Hardware detection writes overrides/compute.yml. The compose wrapper runs detection before commands. No GPU: use a minimal service set (./compose up -d ollama dashboard open-webui); ComfyUI will be slower.

Architecture

Tailnet device → Caddy :443 (TLS) → oauth2-proxy (Google SSO + email allowlist)
                                          │
                                          ├── /          → Open WebUI
                                          ├── /dash/     → Dashboard
                                          ├── /n8n/      → n8n
                                          ├── /comfy/    → ComfyUI
                                          └── /hermes/   → Hermes dashboard
                                                  │
                                                  ├── Model Gateway → LiteLLM → llama.cpp / Ollama / (vLLM)
                                                  ├── MCP Gateway → shared tools (SearXNG, n8n, ComfyUI, …)
                                                  └── Ops Controller → Docker Compose lifecycle (token-auth, no host port)

Local-first AI; operator-deployed front door. Dashboard does not mount docker.sock. Details: PRD index.

Data

Bind mounts only. Set BASE_PATH (and optionally DATA_PATH). Ollama blobs under models/ollama. See docs/data.md.

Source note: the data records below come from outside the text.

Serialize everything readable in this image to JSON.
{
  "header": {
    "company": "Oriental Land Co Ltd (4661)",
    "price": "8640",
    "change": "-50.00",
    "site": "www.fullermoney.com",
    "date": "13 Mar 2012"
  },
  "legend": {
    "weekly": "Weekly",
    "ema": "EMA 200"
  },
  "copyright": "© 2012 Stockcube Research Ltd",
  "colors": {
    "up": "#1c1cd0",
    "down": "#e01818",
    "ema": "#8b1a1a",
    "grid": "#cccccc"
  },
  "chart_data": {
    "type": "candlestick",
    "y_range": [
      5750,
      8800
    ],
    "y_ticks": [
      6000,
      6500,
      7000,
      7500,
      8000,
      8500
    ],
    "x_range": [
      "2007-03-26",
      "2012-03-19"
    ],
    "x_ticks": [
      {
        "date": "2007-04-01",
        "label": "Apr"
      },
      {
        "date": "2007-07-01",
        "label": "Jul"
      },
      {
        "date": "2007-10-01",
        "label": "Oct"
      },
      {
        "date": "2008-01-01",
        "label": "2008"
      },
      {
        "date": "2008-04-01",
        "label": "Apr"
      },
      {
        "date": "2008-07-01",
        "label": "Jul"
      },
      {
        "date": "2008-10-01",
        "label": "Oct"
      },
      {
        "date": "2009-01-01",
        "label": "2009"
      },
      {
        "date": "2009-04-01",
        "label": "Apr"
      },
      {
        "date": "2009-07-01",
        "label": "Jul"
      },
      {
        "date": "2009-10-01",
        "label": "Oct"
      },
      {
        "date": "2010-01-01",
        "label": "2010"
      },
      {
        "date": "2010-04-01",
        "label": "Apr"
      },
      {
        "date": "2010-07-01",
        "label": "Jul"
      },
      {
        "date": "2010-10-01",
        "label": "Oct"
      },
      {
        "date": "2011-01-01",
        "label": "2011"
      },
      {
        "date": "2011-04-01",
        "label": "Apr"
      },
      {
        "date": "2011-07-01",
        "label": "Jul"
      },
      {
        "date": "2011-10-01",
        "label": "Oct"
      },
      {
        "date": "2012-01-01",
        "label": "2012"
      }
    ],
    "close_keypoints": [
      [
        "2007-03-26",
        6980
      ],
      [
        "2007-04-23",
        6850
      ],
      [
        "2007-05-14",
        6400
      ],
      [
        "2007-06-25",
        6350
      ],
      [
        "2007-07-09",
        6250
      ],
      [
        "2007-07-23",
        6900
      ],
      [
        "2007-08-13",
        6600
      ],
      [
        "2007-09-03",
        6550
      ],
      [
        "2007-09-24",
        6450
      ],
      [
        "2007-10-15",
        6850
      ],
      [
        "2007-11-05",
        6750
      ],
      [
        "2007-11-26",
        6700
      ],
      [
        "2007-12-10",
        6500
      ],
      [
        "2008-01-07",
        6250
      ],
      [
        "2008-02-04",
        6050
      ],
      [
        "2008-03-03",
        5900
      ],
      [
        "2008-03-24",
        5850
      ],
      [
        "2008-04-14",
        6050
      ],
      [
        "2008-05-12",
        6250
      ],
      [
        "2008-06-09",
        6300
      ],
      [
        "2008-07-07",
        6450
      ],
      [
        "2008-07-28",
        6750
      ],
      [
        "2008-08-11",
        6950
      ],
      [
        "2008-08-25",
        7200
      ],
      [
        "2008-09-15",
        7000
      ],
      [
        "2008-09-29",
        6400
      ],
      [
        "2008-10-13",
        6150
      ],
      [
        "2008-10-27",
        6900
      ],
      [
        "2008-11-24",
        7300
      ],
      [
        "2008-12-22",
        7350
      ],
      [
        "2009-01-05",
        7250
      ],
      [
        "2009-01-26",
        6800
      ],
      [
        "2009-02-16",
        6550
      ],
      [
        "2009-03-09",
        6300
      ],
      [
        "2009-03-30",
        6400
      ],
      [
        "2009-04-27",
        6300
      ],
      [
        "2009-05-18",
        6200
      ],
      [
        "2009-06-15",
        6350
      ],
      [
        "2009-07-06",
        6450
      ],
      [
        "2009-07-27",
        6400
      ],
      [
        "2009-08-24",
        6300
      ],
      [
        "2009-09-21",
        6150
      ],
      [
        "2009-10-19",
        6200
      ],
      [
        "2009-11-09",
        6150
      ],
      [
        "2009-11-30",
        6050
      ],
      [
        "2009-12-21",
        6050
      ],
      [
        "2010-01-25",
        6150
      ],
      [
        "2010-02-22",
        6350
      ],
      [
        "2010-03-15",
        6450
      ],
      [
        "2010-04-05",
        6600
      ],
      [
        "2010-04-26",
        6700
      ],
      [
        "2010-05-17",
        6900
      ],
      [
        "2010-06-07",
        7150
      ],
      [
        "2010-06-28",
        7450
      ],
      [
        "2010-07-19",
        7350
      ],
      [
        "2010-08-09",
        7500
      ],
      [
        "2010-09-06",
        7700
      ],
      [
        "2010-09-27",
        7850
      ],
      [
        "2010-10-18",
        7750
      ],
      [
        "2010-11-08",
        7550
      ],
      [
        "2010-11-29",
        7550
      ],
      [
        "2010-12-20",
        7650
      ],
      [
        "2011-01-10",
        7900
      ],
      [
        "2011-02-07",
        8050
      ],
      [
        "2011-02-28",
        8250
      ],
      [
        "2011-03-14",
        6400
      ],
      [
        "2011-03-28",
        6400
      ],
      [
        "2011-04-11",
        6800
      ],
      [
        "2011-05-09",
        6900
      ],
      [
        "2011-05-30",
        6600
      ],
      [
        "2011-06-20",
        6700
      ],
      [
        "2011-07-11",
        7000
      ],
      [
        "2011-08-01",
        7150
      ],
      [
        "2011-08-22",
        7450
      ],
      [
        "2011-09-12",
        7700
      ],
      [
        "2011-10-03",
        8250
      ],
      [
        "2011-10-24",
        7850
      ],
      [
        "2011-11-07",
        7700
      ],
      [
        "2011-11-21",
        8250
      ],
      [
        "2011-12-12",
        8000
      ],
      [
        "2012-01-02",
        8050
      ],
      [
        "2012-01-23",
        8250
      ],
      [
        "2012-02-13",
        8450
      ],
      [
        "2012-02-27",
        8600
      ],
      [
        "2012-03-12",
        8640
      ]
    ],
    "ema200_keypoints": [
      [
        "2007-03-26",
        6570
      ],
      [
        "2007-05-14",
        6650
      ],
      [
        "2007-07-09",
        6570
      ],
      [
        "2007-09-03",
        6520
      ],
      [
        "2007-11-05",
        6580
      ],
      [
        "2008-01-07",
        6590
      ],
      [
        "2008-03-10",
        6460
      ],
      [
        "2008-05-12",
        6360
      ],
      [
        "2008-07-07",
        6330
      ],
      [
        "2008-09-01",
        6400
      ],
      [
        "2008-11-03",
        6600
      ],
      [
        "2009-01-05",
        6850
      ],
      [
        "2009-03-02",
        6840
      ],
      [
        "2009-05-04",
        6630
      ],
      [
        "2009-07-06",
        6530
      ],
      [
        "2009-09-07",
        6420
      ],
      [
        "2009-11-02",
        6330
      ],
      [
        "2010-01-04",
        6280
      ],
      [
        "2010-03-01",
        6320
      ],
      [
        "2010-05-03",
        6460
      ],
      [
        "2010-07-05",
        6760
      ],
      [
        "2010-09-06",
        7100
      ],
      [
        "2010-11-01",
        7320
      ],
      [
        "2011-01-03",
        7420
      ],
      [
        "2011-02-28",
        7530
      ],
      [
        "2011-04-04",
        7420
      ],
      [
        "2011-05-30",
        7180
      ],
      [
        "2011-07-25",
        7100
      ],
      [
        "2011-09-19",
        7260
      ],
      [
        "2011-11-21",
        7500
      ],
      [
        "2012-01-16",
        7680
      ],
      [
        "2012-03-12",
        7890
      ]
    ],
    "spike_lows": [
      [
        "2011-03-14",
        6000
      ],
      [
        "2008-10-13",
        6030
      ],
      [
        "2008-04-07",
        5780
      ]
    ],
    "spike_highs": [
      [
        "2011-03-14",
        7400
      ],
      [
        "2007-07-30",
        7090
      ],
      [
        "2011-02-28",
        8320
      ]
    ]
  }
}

MCP (Model Context Protocol)

MCP Gateway — configure servers with MCP_GATEWAY_SERVERS in .env. Endpoint: http://localhost:8811/mcp. See mcp/README.md.

Hermes Agent

Hermes Agent runs as two compose services (hermes-gateway + hermes-dashboard) with persistent state under data/hermes/. Setup and upgrade notes: docs/hermes-agent.md.

Development

  • Python layout: dashboard/, model-gateway/, ops-controller/, rag-ingestion/, scripts/; Ruff config in pyproject.toml.
  • Do not commit: .env, data/, models/, overrides/compute.yml, mcp/.env — see CONTRIBUTING.md.

Testing

pip install -r tests/requirements.txt
python -m pytest tests/ -v
python -m ruff check dashboard tests model-gateway ops-controller rag-ingestion scripts comfyui-mcp orchestration-mcp worker

Health / diagnostics:

.\scripts\doctor.ps1
./scripts/doctor.sh

Optional: DOCTOR_DEPS_TIMEOUT_SEC; DASHBOARD_AUTH_TOKEN from .env when probing the dashboard.

Smoke (Docker required):

.\scripts\smoke_test.ps1
./scripts/smoke_test.sh
# or: make smoke-test

CI (.github/workflows/ci.yml): TruffleHog secret scan; pytest + ruff; docker compose config; optional compose smoke via workflow dispatch.

Troubleshooting

  1. Services won’t start or images are stale — Rebuild affected images and recreate, e.g. docker compose build dashboard model-gateway (or the compose wrapper), then up -d. Doctor WARN on missing /api/dependencies or /ready often indicates an old image.
  2. Doctor warns on Ollama (11434) or MCP (8811) — Expected if those ports are not published; use overrides/ollama-expose.yml / overrides/mcp-expose.yml or set DOCTOR_STRICT=1 only when you intend strict probes (see doctor script comments in repo).
  3. No GPU — Use a minimal service set or CPU-oriented overrides; ComfyUI will be slower.
  4. Exposing to a network — Enable Open WebUI auth (WEBUI_AUTH=True), set DASHBOARD_AUTH_TOKEN, and harden n8n — see SECURITY.md.

Roadmap

Rolling changes: CHANGELOG.md.

Contributing

See CONTRIBUTING.md. Report security issues per SECURITY.md (do not use public issues for vulnerabilities).

License

MIT License — Copyright (c) 2026 Ordo AI Stack contributors.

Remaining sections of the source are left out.